Barriers: they have never been so real like this year; put in place to protect us, but inevitably bound to isolate us – from other people, from experience, also from music. Starting from this realisation, La musica senza barriere (“The music without barriers”) is back: the musicians of the Luigi Cherubini Youth Orchestra – those young people who were most affected by the extended silence created by the regulations closing theatres and concert halls all around Italy – perform in nursing home in town and in the province of Ravenna, in the Monastery of the Carmelite Nuns, in the Prison. From 1 to 30 July, in Ravenna, Alfonsine, Cervia, Lugo, and Russi, a variety of chamber formations – string quartets, brass quartets, sextet and duo, quintet and trio – perform programmes ranging from Telemann to Bach, from Gluck to Mozart, and again Wagner, Rossini, Verdi, Mascagni, Morricone, contemporary composers…While for the opening of Ravenna Festival, its summer residence, the Orchestra brought live music back, with La musica senza barriere the Cherubini musicians bring music where people most suffered. Playing in the gardens and the courtyards, to be listened to from the balconies and the windows; so that no one is a prisoner to silence. The project, endorsed by the Municipality of Ravenna, has been made possible by the support of the Emilia-Romagna Region and the Fondazione del Monte di Bologna e Ravenna.
“This is the good side of Italy,” said Riccardo Muti, speaking of the musicians of the Cherubini Orchestra in the occasion of the Ravenna Festival’s opening concert, on June 21, the feast of music and also the summer solstice; the most luminous day of the year for an act of courage which saw the young musicians on the stage for the opening night of the re-imagined 31st edition of the Festival. But there’s more to it. Again this year the Cherubini Orchestra takes over – morally, and not only artistically – from their conductor and director, with a new edition of the project La musica senza barriere, which in summer 2019 reached the places devoted to volunteers, and the protection and recovery of the weakest. Most recently, during the lockdown, La musica senza barriere turned into music pills, live performances shared on the website and the social accounts of the Alighieri Theatre, to virtually reopen its doors. Starting from July 1, with the proposals selected by the Orchestra’s artistic secretary Carla Delfrate and coordinated by orchestra inspector Leandro Nannini – the chamber music groups will perform in thirteen concerts, mostly in the nursing homes.
Making music together is one of the best examples of civic cohabitation, and one of the concepts upon which Muti builds the work with the orchestra. Why not turn that spirit into the driving force of a project dedicated to those people who cannot enter a theatre or a concert hall?
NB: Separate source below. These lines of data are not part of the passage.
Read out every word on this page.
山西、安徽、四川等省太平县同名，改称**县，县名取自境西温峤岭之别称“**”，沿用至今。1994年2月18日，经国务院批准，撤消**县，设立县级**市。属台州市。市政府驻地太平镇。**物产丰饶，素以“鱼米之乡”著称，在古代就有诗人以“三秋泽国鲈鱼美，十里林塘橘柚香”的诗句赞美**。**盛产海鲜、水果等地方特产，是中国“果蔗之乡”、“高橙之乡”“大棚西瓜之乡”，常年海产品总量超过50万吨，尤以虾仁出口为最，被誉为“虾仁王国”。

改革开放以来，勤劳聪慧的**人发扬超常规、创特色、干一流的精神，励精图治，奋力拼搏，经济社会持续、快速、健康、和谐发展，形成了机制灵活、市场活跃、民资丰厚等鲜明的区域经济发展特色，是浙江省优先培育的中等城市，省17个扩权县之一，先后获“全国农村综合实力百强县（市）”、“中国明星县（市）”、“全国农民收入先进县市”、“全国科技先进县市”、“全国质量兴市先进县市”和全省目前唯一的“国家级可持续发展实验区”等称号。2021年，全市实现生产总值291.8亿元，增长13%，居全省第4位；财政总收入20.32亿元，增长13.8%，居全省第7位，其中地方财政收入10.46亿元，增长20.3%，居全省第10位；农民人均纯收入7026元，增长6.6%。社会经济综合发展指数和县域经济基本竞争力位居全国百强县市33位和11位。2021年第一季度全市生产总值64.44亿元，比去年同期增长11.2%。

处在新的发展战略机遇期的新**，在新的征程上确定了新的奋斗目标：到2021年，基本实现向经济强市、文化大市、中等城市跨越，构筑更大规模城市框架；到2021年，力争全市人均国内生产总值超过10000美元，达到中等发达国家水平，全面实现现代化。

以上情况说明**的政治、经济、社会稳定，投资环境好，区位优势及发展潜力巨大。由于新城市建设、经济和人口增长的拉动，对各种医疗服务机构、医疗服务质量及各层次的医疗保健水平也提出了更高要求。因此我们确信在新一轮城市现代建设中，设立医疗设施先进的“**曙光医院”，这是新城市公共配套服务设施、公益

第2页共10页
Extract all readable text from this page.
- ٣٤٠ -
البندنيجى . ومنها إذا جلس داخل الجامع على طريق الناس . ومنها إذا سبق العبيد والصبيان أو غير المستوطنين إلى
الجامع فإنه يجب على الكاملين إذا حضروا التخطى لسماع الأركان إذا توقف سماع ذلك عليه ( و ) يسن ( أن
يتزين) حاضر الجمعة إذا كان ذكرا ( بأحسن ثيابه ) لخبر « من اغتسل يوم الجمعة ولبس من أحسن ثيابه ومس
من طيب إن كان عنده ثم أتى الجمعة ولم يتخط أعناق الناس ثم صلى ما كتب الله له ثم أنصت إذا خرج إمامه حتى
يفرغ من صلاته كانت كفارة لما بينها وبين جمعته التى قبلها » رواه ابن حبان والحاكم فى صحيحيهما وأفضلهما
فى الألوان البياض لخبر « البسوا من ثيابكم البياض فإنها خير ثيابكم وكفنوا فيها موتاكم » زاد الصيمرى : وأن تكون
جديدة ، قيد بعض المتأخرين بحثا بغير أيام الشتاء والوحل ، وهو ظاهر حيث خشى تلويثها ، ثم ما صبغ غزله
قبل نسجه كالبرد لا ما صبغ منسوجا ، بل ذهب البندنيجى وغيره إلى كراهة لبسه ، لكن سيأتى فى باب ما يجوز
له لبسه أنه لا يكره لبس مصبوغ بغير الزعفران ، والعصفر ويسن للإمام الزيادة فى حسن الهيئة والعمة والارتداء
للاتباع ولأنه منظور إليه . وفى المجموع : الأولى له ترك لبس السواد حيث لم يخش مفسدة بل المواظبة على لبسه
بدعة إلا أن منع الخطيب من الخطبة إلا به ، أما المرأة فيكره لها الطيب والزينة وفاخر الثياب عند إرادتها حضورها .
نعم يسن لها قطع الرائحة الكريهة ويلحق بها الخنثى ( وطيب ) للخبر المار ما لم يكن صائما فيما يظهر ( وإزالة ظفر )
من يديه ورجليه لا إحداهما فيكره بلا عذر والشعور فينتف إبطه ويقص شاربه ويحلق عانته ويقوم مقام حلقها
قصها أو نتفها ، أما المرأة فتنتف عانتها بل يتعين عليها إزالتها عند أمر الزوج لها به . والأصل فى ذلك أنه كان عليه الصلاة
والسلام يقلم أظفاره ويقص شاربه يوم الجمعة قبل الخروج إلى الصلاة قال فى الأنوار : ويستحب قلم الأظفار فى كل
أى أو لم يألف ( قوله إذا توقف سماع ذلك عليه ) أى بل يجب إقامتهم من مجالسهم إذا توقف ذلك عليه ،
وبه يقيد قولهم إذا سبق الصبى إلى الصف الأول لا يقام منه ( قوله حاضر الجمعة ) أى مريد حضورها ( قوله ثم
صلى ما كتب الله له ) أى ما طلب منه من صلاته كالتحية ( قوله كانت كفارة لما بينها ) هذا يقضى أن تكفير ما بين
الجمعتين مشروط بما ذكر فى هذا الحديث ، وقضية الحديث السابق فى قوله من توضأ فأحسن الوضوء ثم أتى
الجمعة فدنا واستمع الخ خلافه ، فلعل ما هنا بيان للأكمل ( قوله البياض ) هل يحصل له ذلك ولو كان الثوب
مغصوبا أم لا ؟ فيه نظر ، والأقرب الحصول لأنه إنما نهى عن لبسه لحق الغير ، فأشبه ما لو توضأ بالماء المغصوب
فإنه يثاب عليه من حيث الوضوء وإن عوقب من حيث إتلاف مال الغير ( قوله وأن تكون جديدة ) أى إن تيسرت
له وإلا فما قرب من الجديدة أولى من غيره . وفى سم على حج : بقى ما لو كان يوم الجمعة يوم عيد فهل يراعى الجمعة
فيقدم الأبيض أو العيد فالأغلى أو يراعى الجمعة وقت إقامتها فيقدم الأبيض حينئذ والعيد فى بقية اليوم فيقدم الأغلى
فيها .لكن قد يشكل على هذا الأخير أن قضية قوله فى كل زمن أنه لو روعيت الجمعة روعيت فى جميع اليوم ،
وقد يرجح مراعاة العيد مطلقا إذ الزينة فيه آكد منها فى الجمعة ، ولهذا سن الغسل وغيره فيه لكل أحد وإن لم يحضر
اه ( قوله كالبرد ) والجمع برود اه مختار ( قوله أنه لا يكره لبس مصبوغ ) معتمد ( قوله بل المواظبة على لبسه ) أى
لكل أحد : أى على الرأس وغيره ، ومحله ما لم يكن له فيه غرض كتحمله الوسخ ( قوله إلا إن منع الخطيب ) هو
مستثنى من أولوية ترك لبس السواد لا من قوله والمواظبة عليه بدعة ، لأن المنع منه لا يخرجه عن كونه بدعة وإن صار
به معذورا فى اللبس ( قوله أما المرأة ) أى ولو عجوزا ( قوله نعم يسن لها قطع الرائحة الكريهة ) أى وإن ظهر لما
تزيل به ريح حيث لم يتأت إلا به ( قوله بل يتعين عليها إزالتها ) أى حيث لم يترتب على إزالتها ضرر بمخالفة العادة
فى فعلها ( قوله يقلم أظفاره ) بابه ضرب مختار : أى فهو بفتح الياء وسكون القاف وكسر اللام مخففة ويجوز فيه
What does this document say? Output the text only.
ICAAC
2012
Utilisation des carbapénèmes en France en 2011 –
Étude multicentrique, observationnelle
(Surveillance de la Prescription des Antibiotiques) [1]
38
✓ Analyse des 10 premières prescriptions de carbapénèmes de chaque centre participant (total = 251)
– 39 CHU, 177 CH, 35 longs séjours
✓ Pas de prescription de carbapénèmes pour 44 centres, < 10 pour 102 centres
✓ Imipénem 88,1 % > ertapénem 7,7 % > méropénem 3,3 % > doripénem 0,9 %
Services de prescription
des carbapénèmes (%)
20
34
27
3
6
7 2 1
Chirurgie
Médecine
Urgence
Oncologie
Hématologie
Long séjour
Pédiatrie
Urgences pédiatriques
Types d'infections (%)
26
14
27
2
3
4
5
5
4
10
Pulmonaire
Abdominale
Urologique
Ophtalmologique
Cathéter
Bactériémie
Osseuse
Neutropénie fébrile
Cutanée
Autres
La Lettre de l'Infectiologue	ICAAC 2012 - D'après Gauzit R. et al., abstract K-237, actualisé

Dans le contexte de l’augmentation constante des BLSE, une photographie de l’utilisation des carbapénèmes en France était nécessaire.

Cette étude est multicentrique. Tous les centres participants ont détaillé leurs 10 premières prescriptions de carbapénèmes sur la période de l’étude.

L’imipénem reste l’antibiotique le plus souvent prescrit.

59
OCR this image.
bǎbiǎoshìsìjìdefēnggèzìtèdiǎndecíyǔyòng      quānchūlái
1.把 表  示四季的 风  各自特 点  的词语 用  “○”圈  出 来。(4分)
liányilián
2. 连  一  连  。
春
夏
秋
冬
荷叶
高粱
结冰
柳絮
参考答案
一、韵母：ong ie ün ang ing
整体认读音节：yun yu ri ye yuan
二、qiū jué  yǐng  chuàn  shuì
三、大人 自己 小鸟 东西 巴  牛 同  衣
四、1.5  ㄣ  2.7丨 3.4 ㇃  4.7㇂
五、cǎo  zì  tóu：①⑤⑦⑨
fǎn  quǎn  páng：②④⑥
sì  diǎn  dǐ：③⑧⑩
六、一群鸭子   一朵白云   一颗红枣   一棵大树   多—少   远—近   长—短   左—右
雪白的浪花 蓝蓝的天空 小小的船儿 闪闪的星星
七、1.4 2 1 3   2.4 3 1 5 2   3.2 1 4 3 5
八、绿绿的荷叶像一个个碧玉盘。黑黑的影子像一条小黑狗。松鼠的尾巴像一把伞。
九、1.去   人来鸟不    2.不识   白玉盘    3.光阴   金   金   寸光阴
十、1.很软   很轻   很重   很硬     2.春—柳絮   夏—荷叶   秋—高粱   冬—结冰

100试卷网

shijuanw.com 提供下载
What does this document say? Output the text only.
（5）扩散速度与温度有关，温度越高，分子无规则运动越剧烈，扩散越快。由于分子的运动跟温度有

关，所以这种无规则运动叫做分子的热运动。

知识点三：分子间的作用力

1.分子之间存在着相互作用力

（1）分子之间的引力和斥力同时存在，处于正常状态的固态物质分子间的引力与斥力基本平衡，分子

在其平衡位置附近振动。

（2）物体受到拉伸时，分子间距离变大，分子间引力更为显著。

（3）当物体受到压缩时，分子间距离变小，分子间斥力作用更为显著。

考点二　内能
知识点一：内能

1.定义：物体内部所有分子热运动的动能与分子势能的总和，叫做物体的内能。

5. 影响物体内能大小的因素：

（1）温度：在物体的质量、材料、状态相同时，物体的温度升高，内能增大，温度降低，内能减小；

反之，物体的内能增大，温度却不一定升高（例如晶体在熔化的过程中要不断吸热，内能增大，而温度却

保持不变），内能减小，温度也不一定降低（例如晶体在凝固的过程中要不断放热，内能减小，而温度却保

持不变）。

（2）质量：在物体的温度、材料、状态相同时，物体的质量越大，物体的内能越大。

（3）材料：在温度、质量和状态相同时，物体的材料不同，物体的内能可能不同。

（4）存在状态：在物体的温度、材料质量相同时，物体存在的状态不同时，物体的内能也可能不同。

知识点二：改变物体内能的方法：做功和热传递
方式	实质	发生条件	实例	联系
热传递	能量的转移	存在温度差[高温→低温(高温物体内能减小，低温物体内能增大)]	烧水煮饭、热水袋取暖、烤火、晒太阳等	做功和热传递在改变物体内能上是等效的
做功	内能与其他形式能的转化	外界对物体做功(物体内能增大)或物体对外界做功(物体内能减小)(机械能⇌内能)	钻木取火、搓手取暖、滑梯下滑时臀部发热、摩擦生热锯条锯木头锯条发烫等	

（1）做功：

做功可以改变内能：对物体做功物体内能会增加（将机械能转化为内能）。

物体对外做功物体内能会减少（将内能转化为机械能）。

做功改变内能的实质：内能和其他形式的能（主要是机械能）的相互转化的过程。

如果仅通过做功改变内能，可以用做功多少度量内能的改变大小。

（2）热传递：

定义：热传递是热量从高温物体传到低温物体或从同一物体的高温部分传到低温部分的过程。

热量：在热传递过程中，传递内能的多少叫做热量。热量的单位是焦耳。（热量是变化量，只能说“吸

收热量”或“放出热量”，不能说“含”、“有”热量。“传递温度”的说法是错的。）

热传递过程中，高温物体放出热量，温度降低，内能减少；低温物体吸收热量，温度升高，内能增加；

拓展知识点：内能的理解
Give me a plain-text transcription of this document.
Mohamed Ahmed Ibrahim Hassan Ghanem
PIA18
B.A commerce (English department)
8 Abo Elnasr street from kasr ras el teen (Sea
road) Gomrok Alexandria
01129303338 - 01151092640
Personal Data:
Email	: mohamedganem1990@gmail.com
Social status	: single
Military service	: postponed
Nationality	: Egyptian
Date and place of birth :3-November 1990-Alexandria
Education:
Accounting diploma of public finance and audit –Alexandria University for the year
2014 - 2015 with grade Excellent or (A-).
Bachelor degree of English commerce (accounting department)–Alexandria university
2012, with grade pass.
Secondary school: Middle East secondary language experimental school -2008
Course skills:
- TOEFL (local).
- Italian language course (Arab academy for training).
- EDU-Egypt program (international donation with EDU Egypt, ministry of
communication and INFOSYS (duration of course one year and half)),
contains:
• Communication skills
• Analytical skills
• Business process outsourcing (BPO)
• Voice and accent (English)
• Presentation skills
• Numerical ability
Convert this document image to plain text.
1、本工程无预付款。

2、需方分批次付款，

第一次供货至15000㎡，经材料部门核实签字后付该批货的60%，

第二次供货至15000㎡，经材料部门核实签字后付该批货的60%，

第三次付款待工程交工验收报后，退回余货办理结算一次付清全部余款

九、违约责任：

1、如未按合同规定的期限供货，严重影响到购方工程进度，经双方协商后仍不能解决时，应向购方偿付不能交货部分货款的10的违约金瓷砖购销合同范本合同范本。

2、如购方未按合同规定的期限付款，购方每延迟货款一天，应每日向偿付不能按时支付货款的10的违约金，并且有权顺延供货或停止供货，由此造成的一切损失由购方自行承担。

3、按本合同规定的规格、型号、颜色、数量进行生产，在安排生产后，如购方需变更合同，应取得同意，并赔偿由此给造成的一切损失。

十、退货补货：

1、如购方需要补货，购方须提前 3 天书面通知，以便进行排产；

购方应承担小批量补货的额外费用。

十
The 31st edition of the Festival was unexpected: the programme, which for weeks seemed almost impossible to turn into reality, feature over 40 events, 3 venues, 500 guest artists – among them the Cherubini, in 5 different concerts. The connection between the Festival and its Orchestra is even deeper though. On the one hand the Festival means to reach the largest number of people, though in compliance with the current regulations, with lower-than-average prices and the free streaming of the events. On the other hand the Cherubini Orchestra renews its gift to the Festival and the City, turning into its ambassadors to reach even those corners of society which, otherwise, would be excluded from culture and beauty.